After the meeting I was invited by a teacher to observe a science lesson on plants. I was told this was a difficult class. The kids were gathered around a table with soil and plants. They were enthusiastic and every question led to a gaggle of eager raised hands. I was impressed.

Then the school tech person asked me to try to solve a problem in getting a triple dvd burner to work. Ahhh, now I was into the meat of what I used to do in my last decade in the system. After an hour I still hadn't gotten it to work. Looks like when it comes to tech stuff, nothing has changed. I just know enough to get into trouble.

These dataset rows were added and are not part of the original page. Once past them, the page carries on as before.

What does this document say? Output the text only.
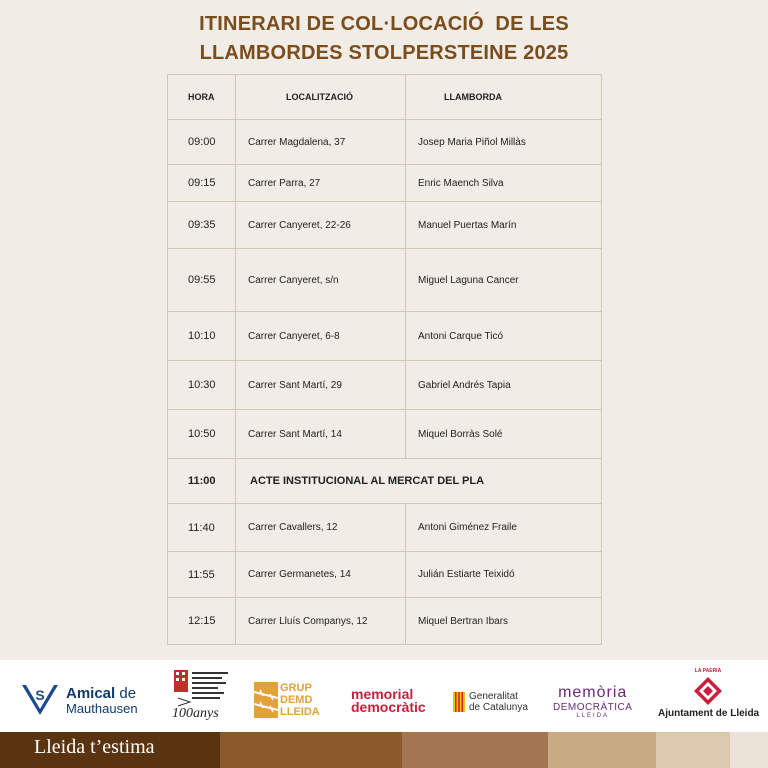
ITINERARI DE COL·LOCACIÓ  DE LES
LLAMBORDES STOLPERSTEINE 2025
HORA	LOCALITZACIÓ	LLAMBORDA
09:00	Carrer Magdalena, 37	Josep Maria Piñol Millàs
09:15	Carrer Parra, 27	Enric Maench Silva
09:35	Carrer Canyeret, 22-26	Manuel Puertas Marín
09:55	Carrer Canyeret, s/n	Miguel Laguna Cancer
10:10	Carrer Canyeret, 6-8	Antoni Carque Ticó
10:30	Carrer Sant Martí, 29	Gabriel Andrés Tapia
10:50	Carrer Sant Martí, 14	Miquel Borràs Solé
11:00	ACTE INSTITUCIONAL AL MERCAT DEL PLA	
11:40	Carrer Cavallers, 12	Antoni Giménez Fraile
11:55	Carrer Germanetes, 14	Julián Estiarte Teixidó
12:15	Carrer Lluís Companys, 12	Miquel Bertran Ibars
S Amical de
Mauthausen 100anys
GRUP
DEMD
LLEIDA
memorial
democràtic
Generalitat
de Catalunya
memòria
DEMOCRÀTICA
LLEIDA
LA PAERIA
Ajuntament de Lleida
Lleida t’estima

It was interesting how slow the Internet was and how some of the DOE filters made getting stuff done quickly so frustrating (I was trying to download drivers and software for the dvd burner.) Actually, I would say from this narrow experience, tech at the DOE has gone backwards since I left the system.

I stopped by Brian's office to thank him where he serenaded me with a song. My hearing may be off bit — I think I heard the words "Waffles Walcott" — Brian reminded me of the day Walcott became chancellor he did his waffles PR stunt at PS 10. Brian also made waffles for the kids that same day. There was no massive press corps to watch him.

Norm blogs at http://ednotesonline.blogspot.com/. His email is normsco@gmail.com



Comments:

May 27, 2011 at 1:22 PM

By: Sharon Schmidt

Inconvenient Truth about Waiting for Superman

Great story, Norm, about your sell out position as principal for a day. Wonderful that Brian De Vale is as good as you in his regular position.

You write about the teachers and school in such a positive way it reminds me (very slightly) of the Chicago Tribune puff pieces of Wednesday (Marshall HS's latest super-duper principal of change) and today's piece about our new CEO Brizzard's first school visits yesterday to Guggenheim elementary and Juarez HS.

I was thinking, however, that it would have been cool if he had come to my high school yesterday for his first CPS visit. He could have seen the crazy reforms his kind of people have put in. Our students were taking their first day of their third (or sixth, for the freshman) round of standardized testing of the year. The sophomores were taking a practice ACT test (all five tests) in the morning, before theys went to the rest of their classes. THey took a practice ACT test in February as well.

WHat's it like to keep testing the students? Obtaining these test data comes with a price. More fights in the afternoon. A ridiculous day of non-teaching and non-learning after the tests. A complete disregard for what any human being in the school needs on the two days prior to Memorial Day weekend and final exams.

The boss of my boss came to our school last spring and gleefully announced this additional testing.

But... and why? I said.

It will improve thier confidence, this man said. Taking test and test will improve their confidence, he said. This from a man appointed to set school policy for more than 20 high schools. A person who never taught a high school student in his life.

May 28, 2011 at 7:43 AM

By: Larry Duncan

Bringing 'Inconvenient Truth' video to Chicago

It would be great if the CTU or CORE could organize a nice big public showing of this important video in Chicago. Raise funds for the producer, too.